The Domestic Ungoddess

31 Dec

It has been so long since I have updated this blog that even the spam comments have stopped ,not to mention the wordpress dashboard has undergone a complete overhaul.

Ohh well.

I got married.

Yup-someone agreed to marry me. What can I say-miracles do happen.

Of course he is the-most-amazing-man-walk-on-earth and maybe now I can also post awww inspiring posts. But let me just make it clear-today is not that day.

Today is the day I tell you about the things they don’t teach you at Harvard.

1) If the wedding card says “Arrival of baraat: 8PM”, You should leave for bridal makeup at 7.30, so that you are back by 10 by which time the baraat would actually arrive. Do NOT get ready by 6PM taking into consideration Delhi’s traffic or any other factors like you are a South Indian and ignorant that North India works on a different time zone.

2) 20 sleepless, 7kg lehenga lugging hours later still smile for every single photo and REMEMBER YOUR BEST PHOTO ANGLE. You will get over the lack of sleep but ugly marriage pics live forever.

3) Prepare for that moment when after the 20 sleepless hours, and after unclipping the 200 pins on your hair bun you take a bath and come out to the room to see a saree kept ready for you to wear. There are 20 relatives waiting to judge you outside. Spending you life searching for that perfect Levis isn’t going to help you then but prodigious memory of the 2 times you did wear saree would.And yes suddenly that petticoat will seem longer than needed and peep out from the bottom.

4) Getting up at 10AM the next day and heading straight for breakfast may not reflect too well on your upbringing but will kill whatever little expectations are there out of you.

5) When it comes to cooking be honest- Maggi is your signature dish.

6) While filling forms hold back the habit and tick on married and Mrs.

7) Expect shoes, used towels, clothes anywhere and everywhere. Attitude that let it lie there till he learns to pick up after himself will not help because if you have sudden house guests you cant explain away those towels

8) Your new best friend is you maid/cook. Do half the work yourself to ease the burden on her. Offer free spa service once a month. DO WHATEVER NEEDED to retain her.

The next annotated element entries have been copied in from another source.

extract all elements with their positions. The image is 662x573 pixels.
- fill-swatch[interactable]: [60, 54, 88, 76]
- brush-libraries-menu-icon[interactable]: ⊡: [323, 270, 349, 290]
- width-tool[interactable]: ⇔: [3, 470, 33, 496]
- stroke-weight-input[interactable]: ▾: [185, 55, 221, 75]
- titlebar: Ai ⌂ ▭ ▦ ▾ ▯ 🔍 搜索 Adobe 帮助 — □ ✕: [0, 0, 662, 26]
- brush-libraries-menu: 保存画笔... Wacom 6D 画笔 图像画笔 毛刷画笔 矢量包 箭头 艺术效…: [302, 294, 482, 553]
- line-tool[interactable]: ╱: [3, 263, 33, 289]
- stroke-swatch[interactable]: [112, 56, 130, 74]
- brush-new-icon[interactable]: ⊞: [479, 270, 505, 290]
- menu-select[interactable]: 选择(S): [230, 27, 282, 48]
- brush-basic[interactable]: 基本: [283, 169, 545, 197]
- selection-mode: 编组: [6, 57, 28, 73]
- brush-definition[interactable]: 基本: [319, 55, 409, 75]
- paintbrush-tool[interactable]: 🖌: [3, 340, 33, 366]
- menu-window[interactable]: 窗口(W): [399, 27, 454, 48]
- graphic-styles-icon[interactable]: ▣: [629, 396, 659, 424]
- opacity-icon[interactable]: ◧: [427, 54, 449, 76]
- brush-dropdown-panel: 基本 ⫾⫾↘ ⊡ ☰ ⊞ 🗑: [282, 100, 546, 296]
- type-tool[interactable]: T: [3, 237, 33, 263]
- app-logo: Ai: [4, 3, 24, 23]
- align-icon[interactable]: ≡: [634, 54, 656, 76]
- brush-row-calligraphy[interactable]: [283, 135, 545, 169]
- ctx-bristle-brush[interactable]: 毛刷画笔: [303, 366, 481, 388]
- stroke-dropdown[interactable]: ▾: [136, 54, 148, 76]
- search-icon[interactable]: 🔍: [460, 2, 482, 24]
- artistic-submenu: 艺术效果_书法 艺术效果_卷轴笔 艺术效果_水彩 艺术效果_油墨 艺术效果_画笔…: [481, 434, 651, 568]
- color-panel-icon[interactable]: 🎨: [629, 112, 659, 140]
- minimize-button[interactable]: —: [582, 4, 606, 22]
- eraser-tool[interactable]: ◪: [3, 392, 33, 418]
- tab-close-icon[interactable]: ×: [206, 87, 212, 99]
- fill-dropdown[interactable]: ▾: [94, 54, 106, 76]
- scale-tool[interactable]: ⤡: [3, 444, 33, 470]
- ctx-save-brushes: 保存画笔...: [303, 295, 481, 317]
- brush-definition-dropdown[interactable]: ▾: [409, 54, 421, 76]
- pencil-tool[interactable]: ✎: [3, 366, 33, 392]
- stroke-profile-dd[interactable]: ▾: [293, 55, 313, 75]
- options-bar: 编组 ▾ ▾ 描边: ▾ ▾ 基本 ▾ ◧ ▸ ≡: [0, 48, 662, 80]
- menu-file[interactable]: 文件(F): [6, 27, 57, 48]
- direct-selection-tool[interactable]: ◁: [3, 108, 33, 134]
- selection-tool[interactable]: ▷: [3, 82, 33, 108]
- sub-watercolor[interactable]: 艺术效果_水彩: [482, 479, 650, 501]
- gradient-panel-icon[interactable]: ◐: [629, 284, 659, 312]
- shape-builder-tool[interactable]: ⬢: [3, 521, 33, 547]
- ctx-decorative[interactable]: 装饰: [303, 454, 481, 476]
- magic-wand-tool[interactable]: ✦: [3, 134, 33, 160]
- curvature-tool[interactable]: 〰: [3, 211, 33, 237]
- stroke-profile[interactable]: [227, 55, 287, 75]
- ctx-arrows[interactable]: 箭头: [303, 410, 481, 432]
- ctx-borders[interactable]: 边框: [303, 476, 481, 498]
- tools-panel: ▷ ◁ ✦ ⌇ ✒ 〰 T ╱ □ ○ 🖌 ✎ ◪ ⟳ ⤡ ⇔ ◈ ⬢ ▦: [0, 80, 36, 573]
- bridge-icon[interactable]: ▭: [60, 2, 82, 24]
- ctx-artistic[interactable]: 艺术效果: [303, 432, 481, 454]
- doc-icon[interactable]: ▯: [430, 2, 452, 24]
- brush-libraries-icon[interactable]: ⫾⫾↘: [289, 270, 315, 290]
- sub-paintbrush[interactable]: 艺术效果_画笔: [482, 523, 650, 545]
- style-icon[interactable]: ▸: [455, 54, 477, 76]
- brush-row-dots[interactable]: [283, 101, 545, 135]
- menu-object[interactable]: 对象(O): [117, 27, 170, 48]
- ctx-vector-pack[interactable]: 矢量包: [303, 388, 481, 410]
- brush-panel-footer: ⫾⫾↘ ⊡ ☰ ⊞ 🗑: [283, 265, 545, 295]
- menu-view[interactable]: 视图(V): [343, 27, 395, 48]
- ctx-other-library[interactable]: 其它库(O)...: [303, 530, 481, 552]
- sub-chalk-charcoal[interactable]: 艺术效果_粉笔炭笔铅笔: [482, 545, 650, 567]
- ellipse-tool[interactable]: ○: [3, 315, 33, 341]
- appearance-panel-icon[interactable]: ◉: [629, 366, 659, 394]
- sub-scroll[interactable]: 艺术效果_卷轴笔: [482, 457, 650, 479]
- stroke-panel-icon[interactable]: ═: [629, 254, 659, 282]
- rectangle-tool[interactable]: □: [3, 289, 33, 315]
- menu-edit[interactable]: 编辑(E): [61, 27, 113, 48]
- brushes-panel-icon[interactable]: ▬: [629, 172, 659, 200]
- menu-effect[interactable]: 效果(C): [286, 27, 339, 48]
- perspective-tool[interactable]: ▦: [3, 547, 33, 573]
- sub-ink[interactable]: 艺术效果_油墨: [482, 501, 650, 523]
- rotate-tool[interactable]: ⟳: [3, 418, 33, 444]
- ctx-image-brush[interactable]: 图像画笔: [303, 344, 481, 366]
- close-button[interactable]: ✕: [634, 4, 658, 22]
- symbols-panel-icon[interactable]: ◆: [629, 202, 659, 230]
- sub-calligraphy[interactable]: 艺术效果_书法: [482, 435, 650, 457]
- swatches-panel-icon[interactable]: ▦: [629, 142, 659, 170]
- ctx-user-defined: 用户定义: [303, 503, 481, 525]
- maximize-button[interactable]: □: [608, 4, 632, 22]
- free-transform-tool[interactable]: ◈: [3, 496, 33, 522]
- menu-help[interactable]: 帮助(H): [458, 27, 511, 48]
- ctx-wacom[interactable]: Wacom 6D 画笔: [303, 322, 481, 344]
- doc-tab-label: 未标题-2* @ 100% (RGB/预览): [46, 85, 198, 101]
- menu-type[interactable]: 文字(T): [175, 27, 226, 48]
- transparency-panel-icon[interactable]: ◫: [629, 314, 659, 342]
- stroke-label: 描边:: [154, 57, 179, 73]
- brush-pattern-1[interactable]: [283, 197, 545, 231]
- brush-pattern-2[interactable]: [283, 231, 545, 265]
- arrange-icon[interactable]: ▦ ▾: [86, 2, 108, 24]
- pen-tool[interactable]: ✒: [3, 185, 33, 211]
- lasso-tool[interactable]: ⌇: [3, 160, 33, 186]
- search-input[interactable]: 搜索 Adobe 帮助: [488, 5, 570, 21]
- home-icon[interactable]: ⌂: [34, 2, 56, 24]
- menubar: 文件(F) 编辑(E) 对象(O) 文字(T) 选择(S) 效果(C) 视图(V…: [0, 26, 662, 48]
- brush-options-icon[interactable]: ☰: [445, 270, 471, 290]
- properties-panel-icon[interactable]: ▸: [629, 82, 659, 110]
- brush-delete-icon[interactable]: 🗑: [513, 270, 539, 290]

9) Yes hard day at work. Sympathies, however the tea will not make itself.

10) Personal time? Huh?

I know for someone who loathes domestic work and would rather roll in filth than move a finger I am shocked at my own transformation into I cant sleep because I know there is curry stain on my table. But then they say marriage is full of surprises-don’t they?

PS: that’s my photo, so thieving publications you better not steal it!


Posted by on December 31, 2011 in life


Tags: ,

6 responses to “The Domestic Ungoddess

  1. Sig

    January 1, 2012 at 6:07 am

    Hiya!! Welcome back to blogging!

    AND CONGRATULATIONS! It sounds like you are well versed in marriage life and loving it 😛

    Hope you had a wonderful NYE celebration as well

  2. dipikasingh

    January 2, 2012 at 1:29 pm

    Congratulaaations. married life is fun if you allow it to be. have a happy, fun, loving married life.

  3. Smita

    January 2, 2012 at 3:08 pm

    lol!!! Such bang on observations. What can I say, been ther done that & welcome to the group of us lesser mortals 😀

    Congrats BTW!!!

  4. SG

    January 3, 2012 at 9:37 pm


  5. Titaxy

    January 4, 2012 at 8:36 pm


  6. Anirban Halder

    January 9, 2012 at 2:50 pm

    C-o-n-g-r-a-t-u-l-a-t-i-o-n-s!! And great to see a post here again!

    And, yes, being a married man, can’t agree more with your ’10 things not taught at Harvard’.